The validity of the statute under which the district was created (General Acts 1923, p. 84) is attacked on the ground that it gives private owners of real property power to create public roads and impose them on the county court, thereby invading the jurisdiction of that court. The statute authorizes the county court to create suburban improvement districts on petition of a majority of the owners of property in the territory adjacent to the proposed improvement. The authority relates to different kinds of improvements, among others "grading, drainage, paving, curbing and guttering streets and highways," and there is no authority for formation of a district for the improvement unless it is a public highway. Therefore the order of the county court creating the district constitutes an establishment of the highway in accordance with the route outlined in the petition. The county court is not compelled, under the statute, to establish the highway, and may refuse to create the district because the road or street to be improved is not already a highway. The statute, for this reason, does not constitute an invasion of the jurisdiction of the county court, and the validity of the statute in this respect is ruled by our decision in the case of Sallee v. Dalton, 138 Ark. 549, and numerous other cases following it. In the present case the county judge testified that the roads to be improved in the districts were not in fact public roads, but, as we have already said, they were made such by the order of the county court in authorizing their improvement as public highways. It was also shown in the trial below that these districts were all promoted by a group of individuals who were personally interested in the various projects. The judgment of the county court in creating the district cannot be attacked collaterally by showing the motives and actions of individuals who petitioned *Page 373 for the improvement and who promoted the project. We have nothing to do with the policy of the legislation now under consideration, but we are called upon to deal solely with the question of its validity and the correctness of the proceedings thereunder in these instances. We are of the opinion that the statutes were valid, and that the formation of the district and the other proceedings have been conducted in accordance with the statute and must be upheld. We so held in the former decision.

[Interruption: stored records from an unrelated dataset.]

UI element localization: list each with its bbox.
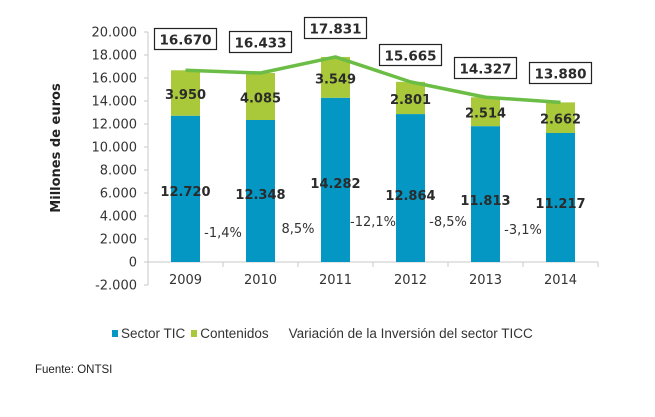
legend-item-variacion: Variación de la Inversión del sector TIC… [289,326,533,341]
x-tick-label: 2010 [244,273,277,288]
total-label: 17.831 [309,22,361,38]
total-label-box [153,27,218,51]
bar-label-contenidos: 2.514 [465,107,506,122]
y-tick-label: 18.000 [92,49,138,64]
data-labels: 12.720 3.950 12.348 4.085 14.282 3.549 12.864 2… [153,16,593,241]
y-tick-label: 10.000 [92,141,138,156]
bar-label-contenidos: 3.950 [165,88,206,103]
bar-contenidos [546,102,575,134]
bar-label-sector-tic: 14.282 [310,177,360,192]
total-label: 16.670 [159,33,211,49]
y-tick-label: 6.000 [100,187,137,202]
total-label: 14.327 [459,62,511,78]
y-tick-label: 20.000 [92,26,138,41]
y-tick-label: 14.000 [92,95,138,110]
bar-sector-tic [396,114,425,263]
total-label-box [528,61,593,85]
bar-label-sector-tic: 11.813 [460,194,510,209]
bar-sector-tic [321,97,350,262]
source-note: Fuente: ONTSI [35,364,113,376]
legend-label-contenidos: Contenidos [200,326,269,341]
legend-item-contenidos: Contenidos [191,326,269,341]
y-tick-label: 0 [129,256,137,271]
bar-sector-tic [471,126,500,262]
total-label: 15.665 [384,49,436,65]
bar-label-contenidos: 4.085 [240,92,281,107]
bar-sector-tic [546,133,575,262]
y-tick-label: 8.000 [100,164,137,179]
variation-label: -12,1% [350,215,396,230]
y-tick-label: 2.000 [100,233,137,248]
y-axis-label: Millones de euros [49,83,64,213]
bar-contenidos [171,70,200,116]
bar-sector-tic [246,119,275,262]
variation-label: 8,5% [281,222,314,237]
x-tick-label: 2012 [394,273,427,288]
total-label-box [453,56,518,80]
bar-label-contenidos: 2.662 [540,113,581,128]
bar-label-sector-tic: 12.348 [235,188,285,203]
legend-label-variacion: Variación de la Inversión del sector TIC… [288,326,533,341]
y-tick-label: 16.000 [92,72,138,87]
legend-label-sector-tic: Sector TIC [121,326,186,341]
total-label-box [378,43,443,67]
bar-label-contenidos: 2.801 [390,93,431,108]
x-tick-label: 2009 [169,273,202,288]
x-tick-label: 2011 [319,273,352,288]
bar-label-contenidos: 3.549 [315,72,356,87]
variation-label: -1,4% [204,226,242,241]
legend: Sector TIC Contenidos Variación de la In… [112,326,539,341]
y-tick-label: -2.000 [95,279,137,294]
total-label-box [303,16,368,40]
total-line [185,55,561,105]
total-label-box [228,30,293,54]
x-tick-label: 2014 [544,273,577,288]
legend-swatch-sector-tic [112,330,118,337]
bar-contenidos [321,56,350,98]
bar-label-sector-tic: 11.217 [535,197,585,212]
x-tick-label: 2013 [469,273,502,288]
total-line-path [185,55,561,105]
bar-contenidos [396,81,425,115]
total-label: 13.880 [534,67,586,83]
variation-label: -8,5% [429,215,467,230]
bar-sector-tic [171,115,200,262]
total-label: 16.433 [234,36,286,52]
y-tick-label: 4.000 [100,210,137,225]
legend-swatch-contenidos [191,330,198,337]
variation-label: -3,1% [504,223,542,238]
y-tick-label: 12.000 [92,118,138,133]
bar-label-sector-tic: 12.720 [160,185,210,200]
bar-contenidos [246,73,275,120]
bars [171,56,575,263]
bar-contenidos [471,97,500,127]
legend-item-sector-tic: Sector TIC [112,326,185,341]
bar-label-sector-tic: 12.864 [385,189,435,204]
axes: -2.000 0 2.000 4.000 6.000 8.000 10.000 12.000 1… [92,26,599,294]
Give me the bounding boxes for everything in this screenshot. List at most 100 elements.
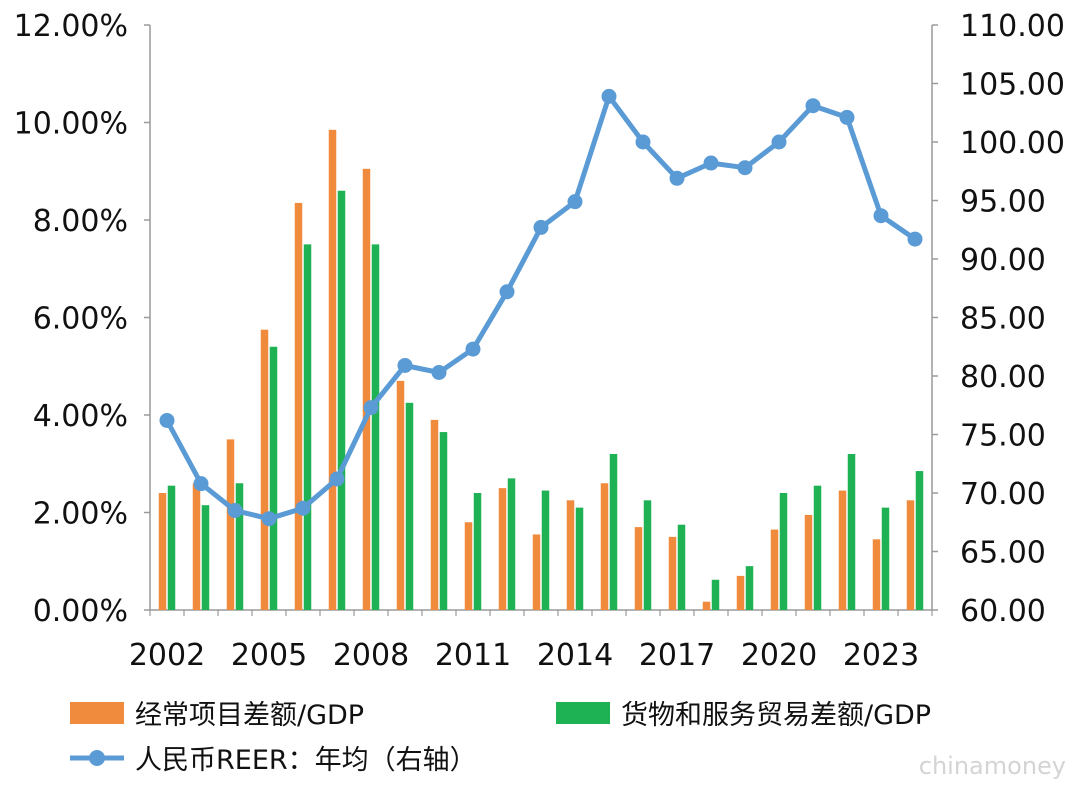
- trade-balance-bar: [813, 485, 822, 610]
- trade-balance-bar: [915, 471, 924, 610]
- trade-balance-bar: [405, 402, 414, 610]
- right-tick-label: 60.00: [960, 594, 1046, 629]
- trade-balance-bar: [847, 454, 856, 610]
- x-tick-label: 2008: [333, 638, 409, 673]
- current-account-bar: [532, 534, 541, 610]
- current-account-bar: [328, 129, 337, 610]
- watermark: chinamoney: [919, 752, 1066, 780]
- reer-point: [261, 511, 277, 527]
- left-tick-label: 8.00%: [33, 204, 128, 239]
- current-account-bar: [668, 536, 677, 610]
- left-tick-label: 12.00%: [14, 9, 128, 44]
- right-tick-label: 80.00: [960, 360, 1046, 395]
- right-tick-label: 70.00: [960, 477, 1046, 512]
- reer-point: [193, 476, 209, 492]
- x-tick-label: 2023: [843, 638, 919, 673]
- reer-point: [873, 208, 889, 224]
- current-account-bar: [770, 529, 779, 610]
- trade-balance-bar: [779, 493, 788, 610]
- reer-point: [363, 400, 379, 416]
- trade-balance-bar: [167, 485, 176, 610]
- current-account-bar: [634, 527, 643, 610]
- reer-point: [431, 364, 447, 380]
- trade-balance-bar: [643, 500, 652, 610]
- left-tick-label: 6.00%: [33, 302, 128, 337]
- reer-point: [567, 194, 583, 210]
- right-tick-label: 85.00: [960, 302, 1046, 337]
- reer-point: [839, 109, 855, 125]
- current-account-bar: [158, 493, 167, 610]
- trade-balance-bar: [337, 190, 346, 610]
- current-account-bar: [260, 329, 269, 610]
- reer-line: [164, 93, 917, 522]
- reer-point: [295, 500, 311, 516]
- reer-point: [601, 88, 617, 104]
- right-tick-label: 90.00: [960, 243, 1046, 278]
- current-account-bar: [906, 500, 915, 610]
- trade-balance-bar: [303, 244, 312, 610]
- legend-label-trade-balance: 货物和服务贸易差额/GDP: [621, 700, 931, 731]
- right-tick-label: 100.00: [960, 126, 1065, 161]
- left-tick-label: 2.00%: [33, 497, 128, 532]
- current-account-bar: [804, 514, 813, 610]
- x-tick-label: 2002: [129, 638, 205, 673]
- current-account-bar: [702, 601, 711, 610]
- left-tick-label: 0.00%: [33, 594, 128, 629]
- reer-point: [397, 357, 413, 373]
- reer-point: [159, 412, 175, 428]
- current-account-bar: [362, 168, 371, 610]
- right-tick-label: 65.00: [960, 536, 1046, 571]
- left-tick-label: 10.00%: [14, 107, 128, 142]
- trade-balance-bar: [677, 524, 686, 610]
- reer-point: [703, 155, 719, 171]
- trade-balance-bar: [575, 507, 584, 610]
- reer-point: [669, 170, 685, 186]
- current-account-bar: [498, 488, 507, 610]
- trade-balance-bar: [541, 490, 550, 610]
- current-account-bar: [192, 483, 201, 610]
- reer-point: [533, 219, 549, 235]
- reer-point: [771, 134, 787, 150]
- current-account-bar: [430, 419, 439, 610]
- right-tick-label: 105.00: [960, 68, 1065, 103]
- trade-balance-bar: [881, 507, 890, 610]
- x-tick-label: 2020: [741, 638, 817, 673]
- legend-label-reer: 人民币REER：年均（右轴）: [135, 745, 477, 776]
- current-account-bar: [294, 202, 303, 610]
- x-tick-label: 2005: [231, 638, 307, 673]
- current-account-bar: [600, 483, 609, 610]
- current-account-bar: [226, 439, 235, 610]
- reer-point: [805, 98, 821, 114]
- current-account-bar: [872, 539, 881, 610]
- reer-point: [499, 284, 515, 300]
- reer-point: [907, 231, 923, 247]
- trade-balance-bar: [711, 579, 720, 610]
- trade-balance-bar: [371, 244, 380, 610]
- trade-balance-bar: [473, 493, 482, 610]
- legend-swatch-reer-marker: [89, 750, 105, 766]
- legend-label-current-account: 经常项目差额/GDP: [135, 700, 364, 731]
- trade-balance-bar: [507, 478, 516, 610]
- current-account-bar: [736, 575, 745, 610]
- x-tick-label: 2017: [639, 638, 715, 673]
- current-account-bar: [566, 500, 575, 610]
- reer-point: [227, 503, 243, 519]
- right-tick-label: 110.00: [960, 9, 1065, 44]
- reer-point: [737, 160, 753, 176]
- trade-balance-bar: [439, 432, 448, 610]
- x-tick-label: 2011: [435, 638, 511, 673]
- reer-point: [465, 341, 481, 357]
- right-tick-label: 75.00: [960, 419, 1046, 454]
- left-tick-label: 4.00%: [33, 399, 128, 434]
- trade-balance-bar: [609, 454, 618, 610]
- current-account-bar: [396, 380, 405, 610]
- legend-swatch-current-account: [70, 702, 124, 724]
- reer-point: [635, 134, 651, 150]
- trade-balance-bar: [745, 566, 754, 610]
- right-tick-label: 95.00: [960, 185, 1046, 220]
- current-account-bar: [464, 522, 473, 610]
- trade-balance-bar: [269, 346, 278, 610]
- trade-balance-bar: [235, 483, 244, 610]
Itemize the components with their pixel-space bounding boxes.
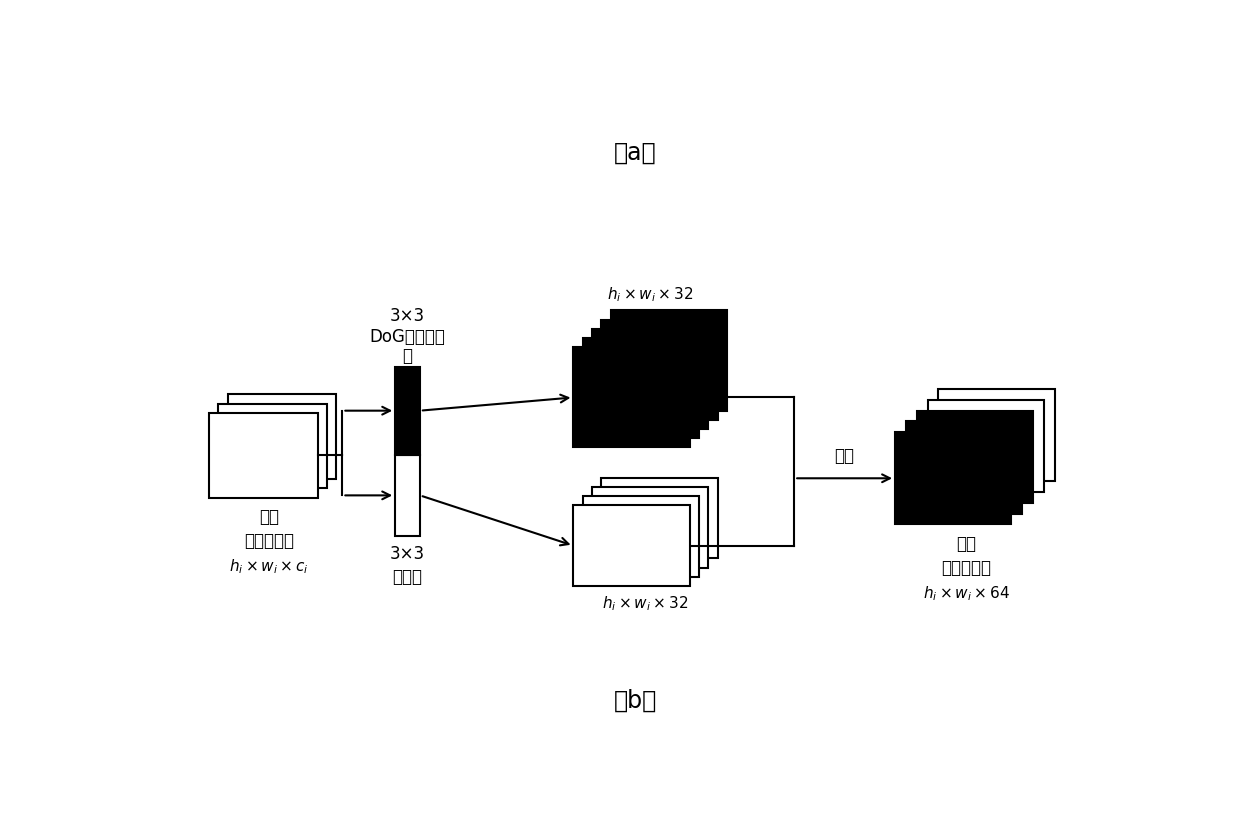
Text: 3×3: 3×3 [390,544,425,562]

It is further contended that appellees have not brought themselves within the terms of act No. 195, supra, in filing proper plans and specifications with the petitions for allotment. Without going into details on this subject, it is sufficient to say that the plans and specifications filed with the petition appear, according to the testimony, to be sufficient. The circuit judge so found, and we think the, decision in that respect was correct.
It follows that, in the opinion of the majority, each of the judgments of the circuit court was correct, and the same is affirmed.